The government is considering borrowing money directly from private investors to fund the first half of a $3.5 billion compensation agreement with white farmers whose land was seized for redistribution to blacks two decades ago.
Government, which last month appointed London-based Newstate Partners to help raise the money, needs to secure $1.75 billion by July next year to meet its obligations.
While the government is likely to press ahead with publicly stated plans to sell an international bond to finance the compensation accord, that option probably won’t be viable, said the source who asked not to be identified as the information hasn’t been disclosed publicly, Bloomberg reported.
A bond is deemed too expensive and in any case, will need a guarantee from a multilateral lender.
That’s unlikely to be forthcoming as Zimbabwe hasn’t paid its arrears on more than $8 billion in debt, meaning it can’t borrow fresh capital from them.
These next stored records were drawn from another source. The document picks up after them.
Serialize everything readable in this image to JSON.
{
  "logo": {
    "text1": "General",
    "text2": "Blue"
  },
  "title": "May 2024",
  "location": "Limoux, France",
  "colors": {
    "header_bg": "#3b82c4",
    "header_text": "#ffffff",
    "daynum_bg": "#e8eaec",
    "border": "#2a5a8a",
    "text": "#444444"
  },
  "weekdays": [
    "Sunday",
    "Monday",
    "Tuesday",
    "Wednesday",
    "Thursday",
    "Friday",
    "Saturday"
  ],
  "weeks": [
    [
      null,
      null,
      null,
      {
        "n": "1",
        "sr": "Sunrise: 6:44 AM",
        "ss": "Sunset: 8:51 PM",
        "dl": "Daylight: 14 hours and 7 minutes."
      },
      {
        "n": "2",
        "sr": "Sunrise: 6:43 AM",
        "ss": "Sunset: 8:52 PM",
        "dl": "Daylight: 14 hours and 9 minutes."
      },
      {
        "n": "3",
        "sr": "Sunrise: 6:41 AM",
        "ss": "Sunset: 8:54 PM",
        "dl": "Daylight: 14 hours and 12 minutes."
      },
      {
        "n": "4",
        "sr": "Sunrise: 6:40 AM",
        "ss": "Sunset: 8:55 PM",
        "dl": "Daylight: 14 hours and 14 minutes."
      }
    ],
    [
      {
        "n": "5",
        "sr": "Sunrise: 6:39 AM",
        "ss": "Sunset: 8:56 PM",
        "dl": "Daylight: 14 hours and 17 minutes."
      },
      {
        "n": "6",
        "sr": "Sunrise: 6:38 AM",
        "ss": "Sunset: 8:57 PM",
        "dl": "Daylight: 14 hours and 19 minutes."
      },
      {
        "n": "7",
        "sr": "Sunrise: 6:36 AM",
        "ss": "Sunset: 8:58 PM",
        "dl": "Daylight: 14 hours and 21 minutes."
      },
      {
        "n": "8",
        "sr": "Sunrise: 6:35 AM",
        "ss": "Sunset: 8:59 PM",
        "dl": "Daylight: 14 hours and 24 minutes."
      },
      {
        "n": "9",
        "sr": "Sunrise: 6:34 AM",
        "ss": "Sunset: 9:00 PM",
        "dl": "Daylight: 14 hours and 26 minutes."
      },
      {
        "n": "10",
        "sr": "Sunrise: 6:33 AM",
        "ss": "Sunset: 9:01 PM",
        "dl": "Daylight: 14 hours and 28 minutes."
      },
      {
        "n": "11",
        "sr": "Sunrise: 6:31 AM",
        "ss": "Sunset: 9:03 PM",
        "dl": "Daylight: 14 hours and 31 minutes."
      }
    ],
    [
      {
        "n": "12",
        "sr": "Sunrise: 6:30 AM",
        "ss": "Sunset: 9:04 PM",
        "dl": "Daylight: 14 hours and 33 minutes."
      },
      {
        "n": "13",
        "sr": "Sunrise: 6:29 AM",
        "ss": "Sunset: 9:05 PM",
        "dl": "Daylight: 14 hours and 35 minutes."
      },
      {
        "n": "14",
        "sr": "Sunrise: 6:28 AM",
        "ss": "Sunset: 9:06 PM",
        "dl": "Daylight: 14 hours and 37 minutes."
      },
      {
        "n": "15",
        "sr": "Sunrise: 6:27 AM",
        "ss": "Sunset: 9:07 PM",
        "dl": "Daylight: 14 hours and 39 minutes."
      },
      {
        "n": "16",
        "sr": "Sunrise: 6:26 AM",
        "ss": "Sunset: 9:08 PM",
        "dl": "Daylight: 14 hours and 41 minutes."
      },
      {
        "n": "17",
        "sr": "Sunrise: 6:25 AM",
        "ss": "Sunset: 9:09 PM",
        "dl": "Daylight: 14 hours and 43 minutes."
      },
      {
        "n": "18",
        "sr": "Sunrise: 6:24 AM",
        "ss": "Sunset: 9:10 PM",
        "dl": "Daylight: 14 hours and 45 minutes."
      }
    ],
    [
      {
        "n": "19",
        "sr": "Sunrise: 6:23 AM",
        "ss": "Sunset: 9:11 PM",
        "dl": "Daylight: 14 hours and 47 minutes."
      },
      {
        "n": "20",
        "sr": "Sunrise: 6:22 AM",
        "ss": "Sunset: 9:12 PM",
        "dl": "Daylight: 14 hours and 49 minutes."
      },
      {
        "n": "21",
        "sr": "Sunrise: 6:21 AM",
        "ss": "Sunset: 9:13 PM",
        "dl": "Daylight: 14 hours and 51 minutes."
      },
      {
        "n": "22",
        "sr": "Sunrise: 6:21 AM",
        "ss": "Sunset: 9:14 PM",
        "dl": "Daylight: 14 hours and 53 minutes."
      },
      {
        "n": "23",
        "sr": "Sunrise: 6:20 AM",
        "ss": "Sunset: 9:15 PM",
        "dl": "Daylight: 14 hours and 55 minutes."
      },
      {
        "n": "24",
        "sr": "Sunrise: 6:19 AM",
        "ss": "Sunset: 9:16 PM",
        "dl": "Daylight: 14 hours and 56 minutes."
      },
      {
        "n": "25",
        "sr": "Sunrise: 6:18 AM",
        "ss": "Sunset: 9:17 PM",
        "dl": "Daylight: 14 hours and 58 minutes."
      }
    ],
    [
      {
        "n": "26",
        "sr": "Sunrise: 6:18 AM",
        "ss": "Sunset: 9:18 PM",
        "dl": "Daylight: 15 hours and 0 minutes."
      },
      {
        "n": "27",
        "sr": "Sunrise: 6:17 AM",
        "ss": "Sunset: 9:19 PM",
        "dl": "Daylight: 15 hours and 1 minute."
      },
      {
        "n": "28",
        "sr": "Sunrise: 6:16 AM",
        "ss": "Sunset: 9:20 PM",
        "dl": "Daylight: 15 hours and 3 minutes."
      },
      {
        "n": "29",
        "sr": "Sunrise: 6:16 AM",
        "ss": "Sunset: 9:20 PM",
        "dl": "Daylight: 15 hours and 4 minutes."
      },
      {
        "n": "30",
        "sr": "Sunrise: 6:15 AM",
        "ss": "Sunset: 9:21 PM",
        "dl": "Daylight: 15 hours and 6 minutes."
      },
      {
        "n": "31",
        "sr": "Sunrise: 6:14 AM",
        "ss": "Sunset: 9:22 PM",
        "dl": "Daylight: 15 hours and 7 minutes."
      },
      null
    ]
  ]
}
If money is raised from private investors, a special-purpose vehicle (SPV) could be set up offshore and a portion of the country’s tax or royalty earnings from mineral exports could be diverted into it to repay them over a number of years with interest, the Bloomberg source said.
The SPV could also be used as a guarantee to bolster the confidence of potential lenders, the source added.
Zimbabwe’s main exports include platinum-group metals, gold and tobacco.
Efforts by the publication to get a comment from Finance minister Mthuli Ncube and permanent secretary George Guvamatanga were fruitless as they didn’t respond to calls and text messages seeking comment.